Co się kryje za „chrześcijańskimi wartościami”, za którymi chcecie teraz podążać?

Po pierwsze szanujemy rolę Kościoła w historii i wartości, które legły u podstaw budowy cywilizacji chrześcijańskiej. Uważamy, że to są ważne odniesienia. Jednakże budujemy prawo dla wszystkich obywateli, również dla niewierzących.

Dzisiaj w Europie szczególnie potrzeba odniesień do wartości. Myślę, że Platforma będzie to dostrzegać. O konkretach w swoim czasie. Dzisiaj jest zapowiedź kierunku, państwo będziecie mogli oceniać działania gdzieś w połowie roku.

Jedną z wartości chrześcijańskich jest prawo do życia od poczęcia do naturalnej śmierci, dlatego też moje pytanie o kwestię in vitro i aborcji. Kościół broni życia odkąd powstał. Jakie będzie wasze stanowisko w tych kwestiach?

Platforma szanuje kompromis aborcyjny, który był przecież kompromisem z udziałem Kościoła w zdecydowanie trudniejszych czasach, niż dzisiejsze. Jeżeli chodzi o in vitro – myślę, że trzeba będzie poczekać jeszcze kilka miesięcy na informację Parlamentu na temat tego, jak działa nowe prawo ograniczające do tej pory funkcjonującą samowolę i jak chroni życie.
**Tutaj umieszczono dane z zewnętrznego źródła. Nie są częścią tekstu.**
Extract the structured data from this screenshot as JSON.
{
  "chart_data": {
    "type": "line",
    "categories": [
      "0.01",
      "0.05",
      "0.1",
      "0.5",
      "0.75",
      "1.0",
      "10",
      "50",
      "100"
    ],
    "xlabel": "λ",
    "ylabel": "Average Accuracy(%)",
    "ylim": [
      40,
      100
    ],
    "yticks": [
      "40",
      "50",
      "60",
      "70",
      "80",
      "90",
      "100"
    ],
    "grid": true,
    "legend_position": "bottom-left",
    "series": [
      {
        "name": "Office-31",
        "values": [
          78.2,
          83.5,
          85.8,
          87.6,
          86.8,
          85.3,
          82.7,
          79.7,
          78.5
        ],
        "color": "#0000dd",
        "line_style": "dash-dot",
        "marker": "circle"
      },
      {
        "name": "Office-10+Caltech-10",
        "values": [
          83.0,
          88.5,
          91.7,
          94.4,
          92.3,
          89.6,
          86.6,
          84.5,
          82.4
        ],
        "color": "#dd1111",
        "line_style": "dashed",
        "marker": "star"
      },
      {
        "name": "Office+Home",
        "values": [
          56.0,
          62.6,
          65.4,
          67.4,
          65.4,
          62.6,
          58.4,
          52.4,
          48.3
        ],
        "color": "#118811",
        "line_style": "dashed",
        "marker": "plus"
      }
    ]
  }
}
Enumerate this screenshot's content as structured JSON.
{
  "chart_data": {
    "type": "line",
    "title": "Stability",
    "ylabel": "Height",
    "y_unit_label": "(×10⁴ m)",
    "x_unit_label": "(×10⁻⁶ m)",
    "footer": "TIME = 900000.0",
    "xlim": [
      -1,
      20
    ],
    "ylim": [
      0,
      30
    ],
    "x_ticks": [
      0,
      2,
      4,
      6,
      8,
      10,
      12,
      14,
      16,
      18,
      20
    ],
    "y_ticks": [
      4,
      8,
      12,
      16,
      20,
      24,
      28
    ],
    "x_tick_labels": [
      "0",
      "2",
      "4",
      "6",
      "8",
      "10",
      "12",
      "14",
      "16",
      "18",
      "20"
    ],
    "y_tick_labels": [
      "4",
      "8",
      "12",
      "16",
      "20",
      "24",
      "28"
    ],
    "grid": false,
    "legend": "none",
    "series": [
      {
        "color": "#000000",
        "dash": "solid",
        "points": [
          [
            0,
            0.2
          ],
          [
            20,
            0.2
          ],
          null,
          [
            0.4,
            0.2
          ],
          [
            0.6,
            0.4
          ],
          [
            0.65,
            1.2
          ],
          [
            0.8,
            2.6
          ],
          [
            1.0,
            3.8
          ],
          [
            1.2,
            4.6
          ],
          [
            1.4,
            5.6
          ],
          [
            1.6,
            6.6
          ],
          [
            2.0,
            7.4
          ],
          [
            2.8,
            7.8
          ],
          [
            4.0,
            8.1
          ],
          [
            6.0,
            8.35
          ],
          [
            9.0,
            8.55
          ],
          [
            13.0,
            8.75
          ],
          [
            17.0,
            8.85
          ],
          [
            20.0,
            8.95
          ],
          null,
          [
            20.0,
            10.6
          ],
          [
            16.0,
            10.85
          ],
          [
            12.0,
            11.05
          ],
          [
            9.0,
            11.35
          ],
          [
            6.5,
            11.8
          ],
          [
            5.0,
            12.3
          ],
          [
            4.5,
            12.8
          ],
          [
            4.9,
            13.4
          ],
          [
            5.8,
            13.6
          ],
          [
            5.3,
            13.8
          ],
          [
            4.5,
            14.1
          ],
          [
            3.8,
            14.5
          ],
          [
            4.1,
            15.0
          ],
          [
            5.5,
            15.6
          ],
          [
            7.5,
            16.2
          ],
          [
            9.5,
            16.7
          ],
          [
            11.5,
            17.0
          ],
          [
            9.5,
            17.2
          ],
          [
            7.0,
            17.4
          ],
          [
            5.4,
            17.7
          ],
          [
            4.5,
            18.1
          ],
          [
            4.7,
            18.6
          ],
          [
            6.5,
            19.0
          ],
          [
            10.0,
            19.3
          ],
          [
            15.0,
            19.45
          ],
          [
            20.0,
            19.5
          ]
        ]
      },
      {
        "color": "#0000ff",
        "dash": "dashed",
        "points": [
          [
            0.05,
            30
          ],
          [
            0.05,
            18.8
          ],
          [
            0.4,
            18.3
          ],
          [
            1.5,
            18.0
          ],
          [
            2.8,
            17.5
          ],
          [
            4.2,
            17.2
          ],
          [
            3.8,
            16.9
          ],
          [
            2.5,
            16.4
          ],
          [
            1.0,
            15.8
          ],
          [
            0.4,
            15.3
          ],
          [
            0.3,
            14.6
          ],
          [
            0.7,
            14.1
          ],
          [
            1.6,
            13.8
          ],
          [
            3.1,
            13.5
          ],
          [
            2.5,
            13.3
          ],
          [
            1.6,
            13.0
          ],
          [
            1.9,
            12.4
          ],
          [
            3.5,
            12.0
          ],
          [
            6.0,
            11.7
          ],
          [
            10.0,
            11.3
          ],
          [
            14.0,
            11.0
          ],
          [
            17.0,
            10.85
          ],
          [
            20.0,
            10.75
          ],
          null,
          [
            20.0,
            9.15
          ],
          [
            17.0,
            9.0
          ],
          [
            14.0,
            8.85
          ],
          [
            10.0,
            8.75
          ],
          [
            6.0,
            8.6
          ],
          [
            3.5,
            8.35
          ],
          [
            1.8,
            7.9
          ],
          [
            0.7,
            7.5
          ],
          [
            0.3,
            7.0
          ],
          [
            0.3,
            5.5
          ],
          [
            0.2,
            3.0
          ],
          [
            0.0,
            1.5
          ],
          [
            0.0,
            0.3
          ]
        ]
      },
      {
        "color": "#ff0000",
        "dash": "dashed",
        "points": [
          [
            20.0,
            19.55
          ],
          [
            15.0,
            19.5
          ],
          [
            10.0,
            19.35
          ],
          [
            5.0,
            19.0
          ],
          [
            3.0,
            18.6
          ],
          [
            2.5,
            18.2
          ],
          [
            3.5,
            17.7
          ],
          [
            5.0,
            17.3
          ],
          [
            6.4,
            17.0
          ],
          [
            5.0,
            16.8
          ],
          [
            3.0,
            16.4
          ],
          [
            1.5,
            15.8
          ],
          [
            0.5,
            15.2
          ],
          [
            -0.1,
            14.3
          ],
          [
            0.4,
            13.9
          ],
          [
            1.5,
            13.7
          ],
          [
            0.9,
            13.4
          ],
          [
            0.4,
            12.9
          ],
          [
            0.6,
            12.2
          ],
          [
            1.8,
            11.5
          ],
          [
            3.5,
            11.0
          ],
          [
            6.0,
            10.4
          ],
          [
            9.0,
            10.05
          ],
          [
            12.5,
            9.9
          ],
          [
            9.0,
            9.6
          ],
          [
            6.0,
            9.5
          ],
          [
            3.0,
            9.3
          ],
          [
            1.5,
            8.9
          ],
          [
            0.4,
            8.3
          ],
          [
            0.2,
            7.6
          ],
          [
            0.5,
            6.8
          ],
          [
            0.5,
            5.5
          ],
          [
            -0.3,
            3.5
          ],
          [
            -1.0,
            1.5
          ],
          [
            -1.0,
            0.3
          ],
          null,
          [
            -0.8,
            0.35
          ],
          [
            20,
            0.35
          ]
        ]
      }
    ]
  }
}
Myślę, że będzie to punkt odniesienia do podjęcia dalszej decyzji. Trzeba to rzetelnie ocenić.

 

*Ireneusz Raś - poseł Platformy Obywatelskiej, był członkiem katolickiej organizacji Rycerze Kolumba, wykluczony w 2011 roku za głosowanie przeciwko poprawce do Ustawy "Prawo prywatne międzynarodowe" (19-ta poprawka dodająca art. 54a), aby małżeństwem w rozumieniu projektu ustawy był tylko związek kobiety i mężczyzny oraz aby nie stosować przepisów prawa obcego regulujących związki osób tej samej płci oraz za całą ustawą po odrzuceniu tej poprawki. Jego starszym bratem jest ksiądz Dariusz Raś, były osobisty sekretarz kardynała Stanisława Dziwisza.